Il linguaggio poetico di Miriam Bruni è caratterizzato da una gradevolissima chiarezza da cui sgorga una sorta di luce frontale (luce e sole sono i lemmi più frequenti) che accende ogni dettaglio del paesaggio.
È, infatti, la Natura il centro della ispirazione dell'autrice, che, attraverso un processo di immersione e di fusione con essa (in un testo, a pag. 27, dice di sé: Io sono l'Aria e in quello successivo: La mia pelle è un cielo), attiva quella inclinazione alla conoscenza sensoriale-coloristico della vita.
Non a caso nel testo a pag. 33, viene evocata una magnifica definizione del poeta Salinas “Luce del tatto” per indicare le mani, che “sanno guardare dove l'occhio non vede” e descrivere il movimento dell'esistere nella scrittura poetica.
L'attenzione verso i dati esterni, che rendono così ariosa e brulicante di esseri e forme la poesia della Bruni, non significa, però, che i suoi testi siano soltanto degli affreschi aggraziati ed eleganti, ma privi di tensione e di interiorizzazione, ché, anzi, ogni cosa sembra investita da una ricerca di assolutezza.
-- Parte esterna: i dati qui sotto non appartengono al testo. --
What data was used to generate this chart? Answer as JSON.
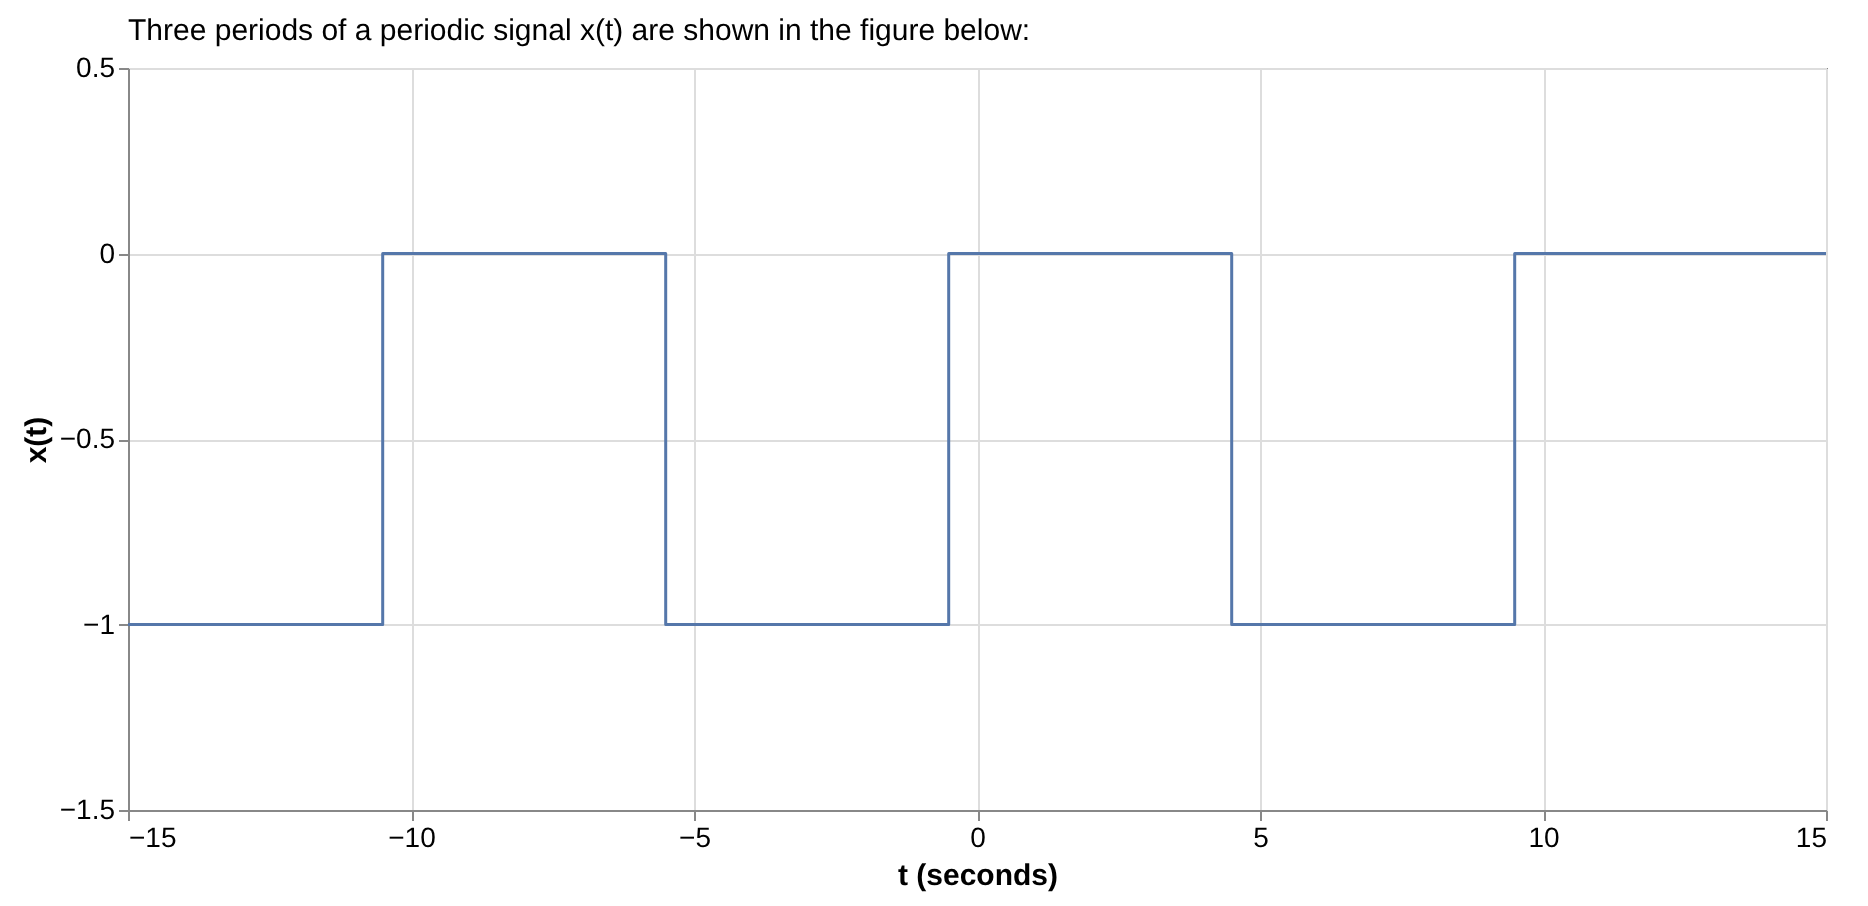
{
  "chart_data": {
    "type": "step",
    "title": "Three periods of a periodic signal x(t) are shown in the figure below:",
    "xlabel": "t (seconds)",
    "ylabel": "x(t)",
    "x": [
      -15,
      -10.5,
      -5.5,
      -0.5,
      4.5,
      9.5,
      15
    ],
    "series": [
      {
        "color": "#5577aa",
        "values": [
          -1,
          0,
          -1,
          0,
          -1,
          0,
          0
        ]
      }
    ],
    "xlim": [
      -15,
      15
    ],
    "xticks": [
      -15,
      -10,
      -5,
      0,
      5,
      10,
      15
    ],
    "ylim": [
      -1.5,
      0.5
    ],
    "yticks": [
      -1.5,
      -1,
      -0.5,
      0,
      0.5
    ],
    "grid": true,
    "marker": "none",
    "line_style": "solid"
  }
}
Le cose di qui, rimandano, allora, al mistero che brucia in esse, al senso segreto della Vita e dell'esistere individuale, ad una complessità la cui unica risposta certa sembra essere la fede in quel Dio creatore instancabile, che la poeta definisce Madre (pag.32), forse per evidenziarne l'infinita tenerezza, che è uno dei sentimenti più percepibili all'interno dei versi di questa silloge.
Dentro questa luminosa cartografia del territorio della sua esperienza quotidiana, la Bruni, dunque, innesta quello della sua interiorità non meno variegata, mobile e ricca di sentimenti: dal dolore alla gioia, dalla scoratezza alla consolazione, dalla nostalgia alla volontà di affrontare il tempo a venire.
Dal piano metafisico a quello visibile, tuttavia, identico è il flusso che trascorre e lega insieme: l'Amore, sebbene l'amore terreno, nel tentativo di somigliare a quello divino, non riesca ad essere saldo e totale come il secondo, causando, a causa di questo scarto, una febbrile passione attraversata dalla sofferenza e dalla nostalgia della totalità.
La poetessa indaga anche questa volta con chiarezza il suo cuore innamorato, percorre i territori interiori della solitudine, dal dolore, sfiora talvolta l'angoscia, sebbene mai vi precipiti, ancorata com'è alla Bellezza delle cose e alla saldezza della Speranza di matrice cristiana.
Quest'ultima determina la limpidezza del linguaggio con la sua visibile verità come strumento d'empatia con il lettore, che viene chiamato a con-dividerlo, in una sorta di comunione non meno sacra di quella liturgica, se è vero che scrivere poesia è per Miriam una magia, una visione, una ricerca di fratellanza.